Investigation of Health Effects Potentially Related to Paladin® (Dimethyl Disulfide) Applications in Hillsborough County, Florida, 2014

Tuesday, June 16, 2015: 3:00 PM
107, Hynes Convention Center
Prakash R Mulay , Florida Department of Health, Tallahassee, FL
Philip Cavicchia , Florida Department of Health, Tallahassee, FL
Antonio Tovar-Aguilar , Florida Department of Health, Tallahassee, FL
Sharon Watkins , Florida Department of Health, Tallahassee, FL

BACKGROUND: In August and September 2014, the Florida Department of Health (DOH) received several complaints of health effects following a strong chemical odor in Hillsborough County. The odor was later confirmed to be from a newly approved soil fumigant, Paladin®. Paladin® contains dimethyl disulfide (DMDS) as the active ingredient and has a sulfurous odor. Since the odor threshold for DMDS is much lower than levels potentially affecting human health, unpleasant odors may occur in and around areas of application. All treated areas must be covered with a plastic tarp to retain the fumigant in the soil. DOH initiated an investigation to better understand the health effects potentially related to the application of Paladin®.  

METHODS: Acute pesticide-related illness and injury is listed as a notifiable disease in Florida. Public Health investigations include surveillance, interviews, medical record reviews, review of supporting documentation (e.g., partner agency investigation reports), and determination of case status. DOH has adopted guidelines from the National Institute of Occupational Safety and Health’s (NIOSH) Sentinel Event Notification System for Occupational Risk (SENSOR) Program to classify cases. Locations of the application sites and residential addresses for all interviewed individuals that indicated home exposure were mapped using Google Earth.

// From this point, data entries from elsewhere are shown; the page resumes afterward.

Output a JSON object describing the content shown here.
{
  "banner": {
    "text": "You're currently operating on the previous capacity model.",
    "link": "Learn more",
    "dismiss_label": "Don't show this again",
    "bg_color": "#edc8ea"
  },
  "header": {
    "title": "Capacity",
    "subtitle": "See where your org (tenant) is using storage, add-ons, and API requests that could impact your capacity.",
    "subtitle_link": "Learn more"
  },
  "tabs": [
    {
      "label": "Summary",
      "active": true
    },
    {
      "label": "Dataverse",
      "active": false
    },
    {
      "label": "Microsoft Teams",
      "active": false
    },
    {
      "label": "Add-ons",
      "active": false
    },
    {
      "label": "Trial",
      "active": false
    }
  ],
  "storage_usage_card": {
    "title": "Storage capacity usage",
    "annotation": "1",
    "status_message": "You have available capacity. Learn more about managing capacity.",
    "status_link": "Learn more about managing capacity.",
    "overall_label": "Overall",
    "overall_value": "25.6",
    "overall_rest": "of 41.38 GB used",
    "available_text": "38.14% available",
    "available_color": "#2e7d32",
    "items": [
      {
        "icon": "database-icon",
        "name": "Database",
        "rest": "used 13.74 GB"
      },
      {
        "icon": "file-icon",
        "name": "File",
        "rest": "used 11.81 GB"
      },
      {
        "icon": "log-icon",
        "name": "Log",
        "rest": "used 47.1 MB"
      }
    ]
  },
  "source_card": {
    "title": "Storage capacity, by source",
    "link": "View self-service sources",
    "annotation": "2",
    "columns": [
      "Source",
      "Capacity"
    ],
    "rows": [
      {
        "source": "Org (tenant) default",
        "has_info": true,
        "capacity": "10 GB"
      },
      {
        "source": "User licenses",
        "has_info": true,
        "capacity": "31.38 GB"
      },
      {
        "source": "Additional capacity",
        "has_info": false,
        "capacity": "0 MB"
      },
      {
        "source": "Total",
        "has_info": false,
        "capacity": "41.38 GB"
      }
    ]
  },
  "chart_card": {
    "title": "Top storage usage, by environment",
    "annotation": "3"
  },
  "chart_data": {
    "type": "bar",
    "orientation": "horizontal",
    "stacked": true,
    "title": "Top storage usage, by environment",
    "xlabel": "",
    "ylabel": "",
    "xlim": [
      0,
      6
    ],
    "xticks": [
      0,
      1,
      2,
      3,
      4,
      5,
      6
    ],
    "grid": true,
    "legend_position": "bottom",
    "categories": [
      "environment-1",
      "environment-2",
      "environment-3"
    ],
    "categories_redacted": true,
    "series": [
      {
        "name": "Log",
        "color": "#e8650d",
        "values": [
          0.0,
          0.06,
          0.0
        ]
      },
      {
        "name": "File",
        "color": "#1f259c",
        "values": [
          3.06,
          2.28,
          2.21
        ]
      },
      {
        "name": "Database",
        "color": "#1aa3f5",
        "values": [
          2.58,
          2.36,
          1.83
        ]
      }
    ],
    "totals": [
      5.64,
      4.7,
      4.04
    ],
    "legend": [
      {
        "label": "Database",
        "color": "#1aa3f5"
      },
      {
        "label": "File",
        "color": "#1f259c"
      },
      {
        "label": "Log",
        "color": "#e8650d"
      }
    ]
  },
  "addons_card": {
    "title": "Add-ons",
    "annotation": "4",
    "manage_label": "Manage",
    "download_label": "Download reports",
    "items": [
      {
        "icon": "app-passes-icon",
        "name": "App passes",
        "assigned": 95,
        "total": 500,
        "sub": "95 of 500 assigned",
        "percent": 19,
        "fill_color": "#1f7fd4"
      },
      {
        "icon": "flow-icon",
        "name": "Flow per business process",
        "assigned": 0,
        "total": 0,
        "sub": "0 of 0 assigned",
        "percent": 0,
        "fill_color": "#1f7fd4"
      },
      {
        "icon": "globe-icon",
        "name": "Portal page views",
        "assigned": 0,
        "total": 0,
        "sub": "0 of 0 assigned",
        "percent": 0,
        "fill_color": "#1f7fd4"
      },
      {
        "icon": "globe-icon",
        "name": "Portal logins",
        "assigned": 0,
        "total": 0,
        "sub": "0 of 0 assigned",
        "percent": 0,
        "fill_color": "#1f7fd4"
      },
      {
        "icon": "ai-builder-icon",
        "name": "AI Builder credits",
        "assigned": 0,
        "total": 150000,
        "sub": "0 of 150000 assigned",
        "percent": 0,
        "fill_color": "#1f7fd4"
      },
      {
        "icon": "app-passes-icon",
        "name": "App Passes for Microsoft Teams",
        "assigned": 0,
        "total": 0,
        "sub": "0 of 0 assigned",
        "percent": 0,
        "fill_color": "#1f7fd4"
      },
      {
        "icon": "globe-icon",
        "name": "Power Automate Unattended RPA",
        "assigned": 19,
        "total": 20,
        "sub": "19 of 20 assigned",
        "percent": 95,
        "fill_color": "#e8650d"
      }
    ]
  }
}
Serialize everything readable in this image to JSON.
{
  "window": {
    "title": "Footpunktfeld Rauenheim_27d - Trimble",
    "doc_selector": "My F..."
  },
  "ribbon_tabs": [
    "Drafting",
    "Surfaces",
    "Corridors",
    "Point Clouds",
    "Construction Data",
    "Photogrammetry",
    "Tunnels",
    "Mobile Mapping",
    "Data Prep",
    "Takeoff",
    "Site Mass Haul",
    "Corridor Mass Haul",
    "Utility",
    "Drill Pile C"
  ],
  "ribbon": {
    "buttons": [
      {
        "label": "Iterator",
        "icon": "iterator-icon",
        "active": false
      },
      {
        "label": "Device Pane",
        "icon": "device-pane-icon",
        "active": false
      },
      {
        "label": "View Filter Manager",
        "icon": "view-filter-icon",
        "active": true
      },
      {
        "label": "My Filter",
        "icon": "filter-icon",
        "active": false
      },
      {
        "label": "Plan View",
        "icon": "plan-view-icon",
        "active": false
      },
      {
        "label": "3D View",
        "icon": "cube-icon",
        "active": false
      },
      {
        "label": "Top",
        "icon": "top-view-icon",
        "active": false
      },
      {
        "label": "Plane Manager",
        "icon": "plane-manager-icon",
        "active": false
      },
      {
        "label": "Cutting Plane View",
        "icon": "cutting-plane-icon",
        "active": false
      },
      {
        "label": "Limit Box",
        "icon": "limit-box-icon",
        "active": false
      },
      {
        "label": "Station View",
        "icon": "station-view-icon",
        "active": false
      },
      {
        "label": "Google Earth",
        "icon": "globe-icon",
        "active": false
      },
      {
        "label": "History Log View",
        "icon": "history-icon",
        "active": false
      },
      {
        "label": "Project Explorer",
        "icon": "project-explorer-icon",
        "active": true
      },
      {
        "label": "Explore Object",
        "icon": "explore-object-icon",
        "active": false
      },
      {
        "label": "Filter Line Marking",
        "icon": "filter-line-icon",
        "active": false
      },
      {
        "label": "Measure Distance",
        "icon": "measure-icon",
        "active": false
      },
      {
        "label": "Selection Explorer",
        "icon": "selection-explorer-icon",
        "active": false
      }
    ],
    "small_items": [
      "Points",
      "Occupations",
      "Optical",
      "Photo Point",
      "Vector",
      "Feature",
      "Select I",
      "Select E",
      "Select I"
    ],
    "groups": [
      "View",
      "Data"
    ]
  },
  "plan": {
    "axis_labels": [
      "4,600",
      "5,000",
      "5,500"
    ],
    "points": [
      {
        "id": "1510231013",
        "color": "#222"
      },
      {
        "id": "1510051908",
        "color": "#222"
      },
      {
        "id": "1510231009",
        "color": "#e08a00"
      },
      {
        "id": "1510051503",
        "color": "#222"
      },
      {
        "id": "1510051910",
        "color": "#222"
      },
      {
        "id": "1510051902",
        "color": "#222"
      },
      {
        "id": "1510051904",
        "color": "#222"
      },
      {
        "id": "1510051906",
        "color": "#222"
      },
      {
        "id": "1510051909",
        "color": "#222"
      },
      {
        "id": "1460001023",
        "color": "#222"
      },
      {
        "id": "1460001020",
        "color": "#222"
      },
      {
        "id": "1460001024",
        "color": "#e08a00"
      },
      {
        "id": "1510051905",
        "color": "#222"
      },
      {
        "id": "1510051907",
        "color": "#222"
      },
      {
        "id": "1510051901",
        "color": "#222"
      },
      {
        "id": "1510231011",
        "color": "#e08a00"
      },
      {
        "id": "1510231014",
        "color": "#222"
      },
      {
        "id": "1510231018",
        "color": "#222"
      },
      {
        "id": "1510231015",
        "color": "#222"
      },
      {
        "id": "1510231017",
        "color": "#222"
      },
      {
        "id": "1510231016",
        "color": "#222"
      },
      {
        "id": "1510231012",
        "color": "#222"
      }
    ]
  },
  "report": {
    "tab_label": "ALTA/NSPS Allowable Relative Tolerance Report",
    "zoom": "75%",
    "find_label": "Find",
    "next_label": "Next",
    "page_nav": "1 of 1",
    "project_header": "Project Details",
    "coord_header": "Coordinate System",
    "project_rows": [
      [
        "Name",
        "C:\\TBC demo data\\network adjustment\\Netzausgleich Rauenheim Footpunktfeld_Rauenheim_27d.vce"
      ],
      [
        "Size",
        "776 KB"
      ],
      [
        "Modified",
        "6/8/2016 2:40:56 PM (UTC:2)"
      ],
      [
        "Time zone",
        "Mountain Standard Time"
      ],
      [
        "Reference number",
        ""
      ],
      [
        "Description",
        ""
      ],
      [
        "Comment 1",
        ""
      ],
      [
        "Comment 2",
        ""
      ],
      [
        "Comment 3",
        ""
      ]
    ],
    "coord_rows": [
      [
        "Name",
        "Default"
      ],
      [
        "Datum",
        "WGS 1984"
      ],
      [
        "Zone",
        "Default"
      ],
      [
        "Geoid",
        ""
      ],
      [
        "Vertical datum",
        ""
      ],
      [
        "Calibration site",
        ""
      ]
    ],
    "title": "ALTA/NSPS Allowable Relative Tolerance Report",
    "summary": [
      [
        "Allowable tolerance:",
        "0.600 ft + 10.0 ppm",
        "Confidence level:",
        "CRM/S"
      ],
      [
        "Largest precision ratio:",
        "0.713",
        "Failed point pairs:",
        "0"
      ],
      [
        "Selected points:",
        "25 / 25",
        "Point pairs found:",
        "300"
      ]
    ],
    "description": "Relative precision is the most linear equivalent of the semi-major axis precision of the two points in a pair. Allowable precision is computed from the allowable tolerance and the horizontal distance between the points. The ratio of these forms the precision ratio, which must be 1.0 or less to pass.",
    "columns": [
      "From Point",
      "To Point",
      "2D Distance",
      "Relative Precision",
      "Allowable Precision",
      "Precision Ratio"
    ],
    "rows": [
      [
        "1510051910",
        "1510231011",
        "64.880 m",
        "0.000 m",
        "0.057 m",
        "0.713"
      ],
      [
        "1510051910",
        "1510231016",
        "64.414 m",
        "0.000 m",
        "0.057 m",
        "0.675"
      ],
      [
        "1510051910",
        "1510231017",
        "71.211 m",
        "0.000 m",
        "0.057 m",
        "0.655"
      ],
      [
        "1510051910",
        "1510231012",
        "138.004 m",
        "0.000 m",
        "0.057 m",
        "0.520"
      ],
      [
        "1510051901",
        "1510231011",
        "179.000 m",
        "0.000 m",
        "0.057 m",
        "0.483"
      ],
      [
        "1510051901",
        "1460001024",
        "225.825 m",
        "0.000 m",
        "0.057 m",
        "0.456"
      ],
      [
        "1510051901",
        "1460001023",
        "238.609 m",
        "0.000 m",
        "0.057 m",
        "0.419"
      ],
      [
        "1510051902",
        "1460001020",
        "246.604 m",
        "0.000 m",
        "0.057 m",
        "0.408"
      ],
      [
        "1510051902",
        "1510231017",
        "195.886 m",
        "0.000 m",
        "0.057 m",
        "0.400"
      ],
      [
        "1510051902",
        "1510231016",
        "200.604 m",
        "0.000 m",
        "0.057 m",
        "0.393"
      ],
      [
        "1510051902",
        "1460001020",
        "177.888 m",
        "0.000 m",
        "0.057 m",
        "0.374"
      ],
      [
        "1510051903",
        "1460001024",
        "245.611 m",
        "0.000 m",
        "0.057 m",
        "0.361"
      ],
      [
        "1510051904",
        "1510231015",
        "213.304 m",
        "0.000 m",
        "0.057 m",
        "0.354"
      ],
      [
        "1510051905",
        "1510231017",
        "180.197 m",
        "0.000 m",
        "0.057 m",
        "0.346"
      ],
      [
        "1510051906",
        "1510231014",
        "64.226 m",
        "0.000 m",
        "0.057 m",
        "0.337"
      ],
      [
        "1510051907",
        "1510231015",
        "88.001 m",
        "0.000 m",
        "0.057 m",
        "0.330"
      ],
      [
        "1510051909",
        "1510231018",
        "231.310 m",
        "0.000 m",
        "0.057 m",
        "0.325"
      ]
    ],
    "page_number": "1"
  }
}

RESULTS: Among the 33 households contacted, DOH interviewed 66 individuals complaining of health effects related to the Paladin® application. The most common symptoms reported by the individuals interviewed included eye pain and irritation, sore throat, cough, dyspnea, nausea, vomiting, dizziness, chest pain, and fatigue. Of the 66 individuals interviewed, 59% matched the case definition for a suspect case of pesticide-related illness and injury, but none were confirmed. Thirty-seven cases were classified with a low severity of illness and two cases were classified with a moderate severity. Mapping data revealed that the average distance of a household from an application site was 1.74 miles. Fifteen percent of households were within 0.25 miles of an application site, 30% were within 0.5 miles, and 48% were within 1 mile. 

CONCLUSIONS: To our knowledge, this is the first report of an investigation of health effects potentially associated with application of Paladin®. Given that we were unable to confirm any cases of pesticide illness and injury from our investigation, we are unable to conclude that Paladin® did or did not cause the health effects reported. Findings from this investigation will help inform activities and preparations taken by DOH for future applications of Paladin®.